Sparse Decomposition OF Audio Signals Using A Perceptual Measure of Distortion. Application to Lossy Audio Coding

Authors: Toumi, I., Derrien O.
Publication Date: December 2015
Journal: International Conference on Digital Audio Effects (DAFx-15) (Trondheim, Norway, Nov 30 - Dec 3, 2015)

Tags: Analysis Synthesis, Audio Coding, Time-Frequency Masking

Abstract

State-of the art audio codecs use time-frequency transforms derived from cosine bases, followed by a quantification stage. The quantization steps are set according to perceptual considerations. In the last decade, several studies applied adaptive sparse time-frequency transforms to audio coding, e.g. on unions of cosine bases using a Matching-Pursuit-derived algorithm. This was shown to significantly improve the coding efficiency.
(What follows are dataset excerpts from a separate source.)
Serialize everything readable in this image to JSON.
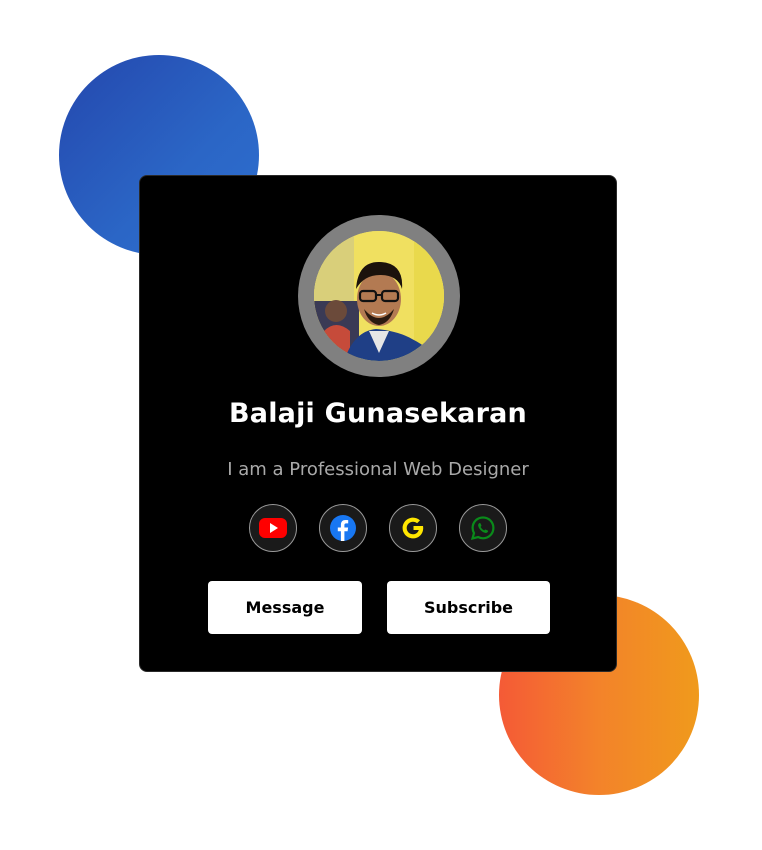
{
  "profile": {
    "name": "Balaji Gunasekaran",
    "role": "I am a Professional Web Designer"
  },
  "socials": [
    {
      "icon": "youtube-icon",
      "color": "#ff0000"
    },
    {
      "icon": "facebook-icon",
      "color": "#1877f2"
    },
    {
      "icon": "google-icon",
      "color": "#ffe600"
    },
    {
      "icon": "whatsapp-icon",
      "color": "#0a8a1a"
    }
  ],
  "buttons": {
    "message_label": "Message",
    "subscribe_label": "Subscribe"
  },
  "colors": {
    "card_background": "#000000",
    "blue_circle": "#2b66c6",
    "orange_circle": "#f3832a",
    "avatar_ring": "#808080"
  }
}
We propose another approach based on a variational algorithm, i.e. the optimization of a cost function taking into account both a perceptual distortion measure derived form a hearing model and a sparsity constraint, which favors the coding efficiency. In this early version, we show that, using a coding scheme without perceptual control of quantization, our method outperforms a codec from the literature with the same quantization scheme. In future work, a more sophisticated quantization scheme would probably allow our method to challenge standard codecs e.g. AAC.